Si avvicina una scadenza cruciale per molti pensionati italiani: il 28 febbraio 2026 è il termine ultimo per inviare all’INPS alcune comunicazioni fondamentali, indispensabili per evitare la sospensione o la riduzione delle prestazioni pensionistiche.
La normativa prevede infatti l’obbligo di presentare annualmente documenti che attestano i redditi e i periodi di ricovero, essenziali per il corretto calcolo di assegni e integrazioni. Vediamo nel dettaglio quali sono gli adempimenti richiesti e perché è importante rispettarli.
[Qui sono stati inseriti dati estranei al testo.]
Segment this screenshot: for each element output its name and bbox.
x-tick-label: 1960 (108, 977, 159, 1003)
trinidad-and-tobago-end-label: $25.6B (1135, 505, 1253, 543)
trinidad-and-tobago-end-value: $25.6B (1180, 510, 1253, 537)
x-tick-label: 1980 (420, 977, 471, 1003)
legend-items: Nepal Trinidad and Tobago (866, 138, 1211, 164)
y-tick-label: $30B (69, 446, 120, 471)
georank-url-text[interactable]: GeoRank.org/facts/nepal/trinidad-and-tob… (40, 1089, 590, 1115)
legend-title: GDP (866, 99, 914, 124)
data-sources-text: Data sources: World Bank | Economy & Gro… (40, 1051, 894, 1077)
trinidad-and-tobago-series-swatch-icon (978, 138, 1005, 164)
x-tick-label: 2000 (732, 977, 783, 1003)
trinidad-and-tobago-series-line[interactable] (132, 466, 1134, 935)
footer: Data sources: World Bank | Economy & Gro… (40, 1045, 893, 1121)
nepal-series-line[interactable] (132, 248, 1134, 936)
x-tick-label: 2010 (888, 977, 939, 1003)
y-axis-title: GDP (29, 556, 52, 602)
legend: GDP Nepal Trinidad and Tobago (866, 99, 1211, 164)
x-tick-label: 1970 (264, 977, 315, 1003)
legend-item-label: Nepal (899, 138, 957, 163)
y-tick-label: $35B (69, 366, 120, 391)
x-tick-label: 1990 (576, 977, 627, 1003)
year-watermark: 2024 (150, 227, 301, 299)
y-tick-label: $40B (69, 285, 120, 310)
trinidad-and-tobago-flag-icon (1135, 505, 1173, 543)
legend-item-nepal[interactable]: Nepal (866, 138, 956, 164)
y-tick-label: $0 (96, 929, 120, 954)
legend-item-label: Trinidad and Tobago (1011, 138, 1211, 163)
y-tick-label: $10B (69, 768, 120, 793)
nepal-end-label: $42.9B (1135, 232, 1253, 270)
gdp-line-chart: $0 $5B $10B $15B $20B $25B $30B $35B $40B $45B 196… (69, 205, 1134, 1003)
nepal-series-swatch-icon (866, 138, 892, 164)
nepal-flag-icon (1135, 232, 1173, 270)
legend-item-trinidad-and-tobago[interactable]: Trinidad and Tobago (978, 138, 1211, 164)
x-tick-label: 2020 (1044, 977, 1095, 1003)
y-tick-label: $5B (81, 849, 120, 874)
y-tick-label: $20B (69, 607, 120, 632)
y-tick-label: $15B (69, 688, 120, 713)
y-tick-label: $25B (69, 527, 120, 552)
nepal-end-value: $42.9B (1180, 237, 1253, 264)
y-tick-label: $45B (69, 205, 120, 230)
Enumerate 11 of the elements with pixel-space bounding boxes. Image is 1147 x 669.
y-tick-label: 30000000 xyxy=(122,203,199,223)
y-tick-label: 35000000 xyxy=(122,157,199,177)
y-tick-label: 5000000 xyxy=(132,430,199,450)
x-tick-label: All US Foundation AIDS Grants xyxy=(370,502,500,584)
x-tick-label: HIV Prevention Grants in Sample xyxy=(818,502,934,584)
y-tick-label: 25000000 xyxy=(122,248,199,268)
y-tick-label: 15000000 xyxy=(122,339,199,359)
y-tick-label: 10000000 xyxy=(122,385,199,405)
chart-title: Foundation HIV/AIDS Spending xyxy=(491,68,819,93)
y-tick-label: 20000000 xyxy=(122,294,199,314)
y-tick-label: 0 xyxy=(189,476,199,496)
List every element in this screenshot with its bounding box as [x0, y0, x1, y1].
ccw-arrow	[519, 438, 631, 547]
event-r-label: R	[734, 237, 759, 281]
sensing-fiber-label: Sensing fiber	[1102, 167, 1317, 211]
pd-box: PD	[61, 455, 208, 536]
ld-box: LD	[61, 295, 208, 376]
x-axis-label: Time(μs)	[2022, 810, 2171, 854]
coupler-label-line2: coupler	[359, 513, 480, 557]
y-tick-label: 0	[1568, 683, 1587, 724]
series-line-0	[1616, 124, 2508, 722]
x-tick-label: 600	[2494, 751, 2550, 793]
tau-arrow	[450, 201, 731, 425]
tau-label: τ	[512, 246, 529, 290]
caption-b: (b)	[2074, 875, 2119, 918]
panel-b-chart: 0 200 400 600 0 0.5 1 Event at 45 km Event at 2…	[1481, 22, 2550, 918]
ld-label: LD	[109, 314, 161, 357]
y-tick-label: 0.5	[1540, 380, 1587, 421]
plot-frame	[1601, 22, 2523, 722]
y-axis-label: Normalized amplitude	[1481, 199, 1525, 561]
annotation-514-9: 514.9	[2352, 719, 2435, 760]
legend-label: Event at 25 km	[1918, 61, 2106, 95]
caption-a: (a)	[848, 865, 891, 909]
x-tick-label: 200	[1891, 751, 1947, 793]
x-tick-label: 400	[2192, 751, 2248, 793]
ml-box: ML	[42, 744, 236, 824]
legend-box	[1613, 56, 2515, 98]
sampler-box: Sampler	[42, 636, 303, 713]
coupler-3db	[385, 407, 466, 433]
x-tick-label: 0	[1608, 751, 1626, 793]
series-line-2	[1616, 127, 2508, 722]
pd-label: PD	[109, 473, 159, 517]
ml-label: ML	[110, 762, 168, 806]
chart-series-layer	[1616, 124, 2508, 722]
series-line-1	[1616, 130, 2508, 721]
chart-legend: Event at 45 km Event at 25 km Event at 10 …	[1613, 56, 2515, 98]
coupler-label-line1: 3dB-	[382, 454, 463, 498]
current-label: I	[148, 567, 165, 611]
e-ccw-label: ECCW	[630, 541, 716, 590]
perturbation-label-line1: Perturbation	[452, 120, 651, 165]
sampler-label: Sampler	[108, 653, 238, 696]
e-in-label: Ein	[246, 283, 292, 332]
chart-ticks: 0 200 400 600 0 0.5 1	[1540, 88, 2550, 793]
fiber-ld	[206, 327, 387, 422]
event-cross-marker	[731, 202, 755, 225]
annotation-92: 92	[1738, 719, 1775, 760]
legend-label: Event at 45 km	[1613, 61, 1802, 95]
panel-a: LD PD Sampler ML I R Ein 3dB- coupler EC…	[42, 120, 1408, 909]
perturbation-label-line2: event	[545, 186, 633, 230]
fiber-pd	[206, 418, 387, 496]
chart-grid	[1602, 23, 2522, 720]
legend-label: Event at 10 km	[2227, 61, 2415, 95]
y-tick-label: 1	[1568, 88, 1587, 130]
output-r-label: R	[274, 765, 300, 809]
Le comunicazioni obbligatorie per pensioni, assegno sociale e invalidità
Le comunicazioni da trasmettere all’INPS entro la fine di febbraio riguardano principalmente il modello RED, ma anche altri modelli come l’ICLAV e l’ICRIC, destinati a chi percepisce assegni legati a condizioni di invalidità o ricoveri.
Queste dichiarazioni servono all’Istituto per verificare i redditi del pensionato e del suo nucleo familiare, fondamentali per determinare il diritto alle maggiorazioni o integrazioni previdenziali.

Le comunicazioni obbligatorie – newmicro.it
Il modello RED, in particolare, è un documento con cui il pensionato deve dichiarare all’INPS tutti i redditi posseduti, propri e del coniuge, che possono influire sull’erogazione delle prestazioni. Anche chi presenta autonomamente la dichiarazione dei redditi (modello 730 o Redditi PF) è tenuto a inviare il modello RED, perché l’INPS valuta anche redditi non soggetti a IRPEF ma rilevanti ai fini pensionistici.
Importanza delle comunicazioni sui ricoveri e rischi di sospensione
Oltre al modello RED, sono obbligatorie le dichiarazioni relative ai periodi di ricovero presso strutture sanitarie a carico dello Stato. L’INPS non eroga le prestazioni legate all’invalidità per i giorni in cui il pensionato è ricoverato, perciò è fondamentale comunicare tempestivamente questi periodi. La mancata segnalazione può comportare la sospensione o la richiesta di restituzione delle somme percepite indebitamente.
Chi riceve una pensione integrata al minimo o con maggiorazioni rischia, in caso di mancata comunicazione, di vedersi ridurre l’importo della pensione alle sole quote base, con l’aggiunta dell’obbligo di restituzione delle integrazioni percepite senza diritto.
Assegno sociale: attenzione al rispetto degli obblighi reddituali
L’assegno sociale, prestazione assistenziale destinata a chi ha compiuto 67 anni e non ha maturato il diritto alla pensione, è fortemente vincolato alla situazione reddituale. Senza la comunicazione dei redditi all’INPS, l’erogazione dell’assegno rischia di essere completamente sospesa. Per questo motivo, anche i titolari di assegno sociale devono rispettare la scadenza del 28 febbraio per evitare la perdita del beneficio.
Per tutti i pensionati interessati, il consiglio è di accedere tempestivamente all’area riservata del sito dell’INPS per verificare le comunicazioni ricevute, controllare le notifiche e procedere con l’invio dei modelli richiesti. Anche chi non ha ricevuto una lettera cartacea potrebbe aver ottenuto una notifica tramite email o sms, e pertanto non deve sottovalutare l’obbligo di comunicazione.